A path to a vocation can be a long and twisty one.
Mine began as a child of 10. When I looked at my reflection, I noticed there was something different, unique, about my spine. I was embarrassed. My embarrassment grew as I grew into a curvy teenager and my grandmother and sometimes complete strangers would tell me to stand up straight. I wanted to. I couldn’t. I had no pain, just a twisting in my vertebrae.
Fast forward many years, high impact dancing (mostly on cement), two enormous lovely babies later, and I was exhausted. My back still didn’t hurt. It was just tired all the time. I wanted to lie down. Sitting up was so much work. I was stunned when, just as a lark, my mom and I measured my height on the door frame. I had lost nearly two inches since high school. Two whole inches in fifteen years! I wanted those inches back. I was only 31. I felt there was a way, and I thought the way was yoga.

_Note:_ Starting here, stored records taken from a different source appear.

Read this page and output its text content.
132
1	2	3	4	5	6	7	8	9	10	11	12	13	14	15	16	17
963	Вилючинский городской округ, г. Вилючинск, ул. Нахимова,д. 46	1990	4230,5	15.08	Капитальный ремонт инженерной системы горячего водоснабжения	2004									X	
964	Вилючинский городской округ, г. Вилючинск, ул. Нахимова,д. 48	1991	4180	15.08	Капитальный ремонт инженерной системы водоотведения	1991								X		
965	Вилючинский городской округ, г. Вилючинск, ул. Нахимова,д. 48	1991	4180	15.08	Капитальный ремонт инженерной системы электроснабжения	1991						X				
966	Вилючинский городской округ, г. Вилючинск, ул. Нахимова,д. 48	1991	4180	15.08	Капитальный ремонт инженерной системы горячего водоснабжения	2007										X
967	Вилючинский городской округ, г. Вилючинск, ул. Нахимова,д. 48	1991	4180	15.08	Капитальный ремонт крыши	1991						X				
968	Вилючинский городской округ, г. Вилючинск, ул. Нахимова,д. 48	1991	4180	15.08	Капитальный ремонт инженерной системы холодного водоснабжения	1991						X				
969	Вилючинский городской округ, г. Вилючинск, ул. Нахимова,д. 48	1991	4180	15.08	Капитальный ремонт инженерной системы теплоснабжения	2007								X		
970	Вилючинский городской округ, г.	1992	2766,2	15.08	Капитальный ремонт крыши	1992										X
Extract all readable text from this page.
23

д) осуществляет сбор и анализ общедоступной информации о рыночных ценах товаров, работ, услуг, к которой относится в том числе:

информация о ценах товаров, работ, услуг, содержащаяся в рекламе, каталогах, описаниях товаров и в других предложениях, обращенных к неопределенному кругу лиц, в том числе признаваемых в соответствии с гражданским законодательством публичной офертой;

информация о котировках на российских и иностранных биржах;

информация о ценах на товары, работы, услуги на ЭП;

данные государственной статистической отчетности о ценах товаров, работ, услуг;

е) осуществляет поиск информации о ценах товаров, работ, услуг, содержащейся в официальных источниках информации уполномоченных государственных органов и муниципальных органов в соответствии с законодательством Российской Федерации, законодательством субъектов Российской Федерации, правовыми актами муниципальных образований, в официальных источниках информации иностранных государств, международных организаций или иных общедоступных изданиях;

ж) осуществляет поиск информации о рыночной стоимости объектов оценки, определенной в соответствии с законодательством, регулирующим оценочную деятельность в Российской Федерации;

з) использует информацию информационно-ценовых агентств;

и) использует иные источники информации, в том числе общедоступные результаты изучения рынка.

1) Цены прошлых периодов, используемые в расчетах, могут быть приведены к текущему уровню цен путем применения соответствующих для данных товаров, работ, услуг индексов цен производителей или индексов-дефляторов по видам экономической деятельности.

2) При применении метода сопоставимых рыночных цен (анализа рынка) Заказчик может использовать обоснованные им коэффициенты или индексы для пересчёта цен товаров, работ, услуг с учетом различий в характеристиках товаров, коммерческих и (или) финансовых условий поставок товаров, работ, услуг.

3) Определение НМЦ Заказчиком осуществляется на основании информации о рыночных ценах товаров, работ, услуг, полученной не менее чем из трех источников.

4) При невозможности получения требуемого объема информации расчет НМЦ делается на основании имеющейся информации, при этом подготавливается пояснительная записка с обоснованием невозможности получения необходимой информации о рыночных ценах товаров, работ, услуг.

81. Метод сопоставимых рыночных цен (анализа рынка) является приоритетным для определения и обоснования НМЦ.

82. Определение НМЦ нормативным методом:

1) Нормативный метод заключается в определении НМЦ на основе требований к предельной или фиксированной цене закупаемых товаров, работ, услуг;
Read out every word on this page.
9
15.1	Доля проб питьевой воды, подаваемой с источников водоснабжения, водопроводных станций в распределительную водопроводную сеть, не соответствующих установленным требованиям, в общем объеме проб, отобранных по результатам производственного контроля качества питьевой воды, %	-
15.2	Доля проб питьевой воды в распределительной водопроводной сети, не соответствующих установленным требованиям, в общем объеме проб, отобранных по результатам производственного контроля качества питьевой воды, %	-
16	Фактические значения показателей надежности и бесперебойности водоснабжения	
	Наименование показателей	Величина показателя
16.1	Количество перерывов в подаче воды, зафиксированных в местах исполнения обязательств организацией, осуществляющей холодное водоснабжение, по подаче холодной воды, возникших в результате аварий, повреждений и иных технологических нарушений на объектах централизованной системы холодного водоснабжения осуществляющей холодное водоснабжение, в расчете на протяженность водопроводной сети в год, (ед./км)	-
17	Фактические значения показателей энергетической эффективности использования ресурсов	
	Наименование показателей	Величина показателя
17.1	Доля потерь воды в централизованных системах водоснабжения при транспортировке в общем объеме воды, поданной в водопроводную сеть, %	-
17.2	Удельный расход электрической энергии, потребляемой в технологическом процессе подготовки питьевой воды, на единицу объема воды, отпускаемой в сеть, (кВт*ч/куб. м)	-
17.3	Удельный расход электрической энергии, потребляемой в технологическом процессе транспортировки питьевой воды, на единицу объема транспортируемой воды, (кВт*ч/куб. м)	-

I had been introduced to yoga by Lilias Folan on her PBS television show when I was in 3rd grade. I loved coming home from school to do the poses and movements with her. Later, my father taught me some basic meditation techniques and t’ai chi when I was in 4th grade, so I was familiar with how good those practices made me feel.
I was partly right about yoga being the path for me.
When I looked at my yoga teachers, they were all different physical types, but there was something about the way they moved, that looked so easeful, so pleasant. I wanted to feel that. It turns out, they were moving from their core muscles. Yoga, if taught in a certain way, can be a way to tap into core stability. Why would I want to do that? Because those muscles are our endurance muscles. They are built to fire for long periods of time and have virtually no sense receptors. We should steer away from holding our spines upright with our surface muscles because those fatigue much sooner than the core. Then we are tired. Or in pain.
My surface body was strong from biking in San Francisco, swimming, running, dancing, t’ai chi, yoga, hiking, sailing, skating, and mothering, but I had core failure from the scoliosis and not paying attention to the musculature of my pelvis, and spine. My feet were fine. My excellent yoga teachers helped me, over the years, to gain back almost all of my 5’9″ through stretching, releasing constricted surface muscles, and balancing my body on my skeletal muscles.
Pilates makes me feel good and tall.
That was the beginning. I was moving from the core more, but those muscles were still not fully strong. Enter Pilates, an exercise system designed to activate and strengthen those muscles, without fatigue, without strain. Pilates makes me feel good and tall. One connection between Pilates and yoga is that breathing is essential to both working the core and calming the nervous system. Breath is integral to both practices. What do I do for a living? I breathe!
I have worked with many different people–of all ages, with injuries and without, athletes, women and men, with chronic illness, chronic pain, folks looking to get fit, dancers, skaters, equestrians, and recovering from surgery to name a few.
- 2005, I completed my yoga teacher training with Alignment yoga in Madison and have my E-RYT200 from Yoga Alliance.
- 2009, I finished my Pilates teacher training at the Midwest Pilates Institute, also in Madison, and am certified through the Pilates Method Alliance.
- I studied History and Philosophy of Science at the U of I at Urbana-Champaign, where I grew up.
I was born in the 60’s, so I have been around.
I have been a chef. I worked in San Francisco for Dr. Dean Ornish, helping him with his program for reversing heart disease. I have also been an environmental educator at Hidden Villa Ranch and Nature Preserve in Los Altos, California. I took kids on hikes in the foothills, helped them garden in the organic garden, and take care of farm animals. I teach yoga and meditation to cancer survivors. I am a poet and artist and supporter of animals, plants, organic farming and mama earth. I was raised on whole foods and know we are not separate from our environment, but one aspect of it. I believe in hope, humor, and that the body hears what we say to it. Namaste.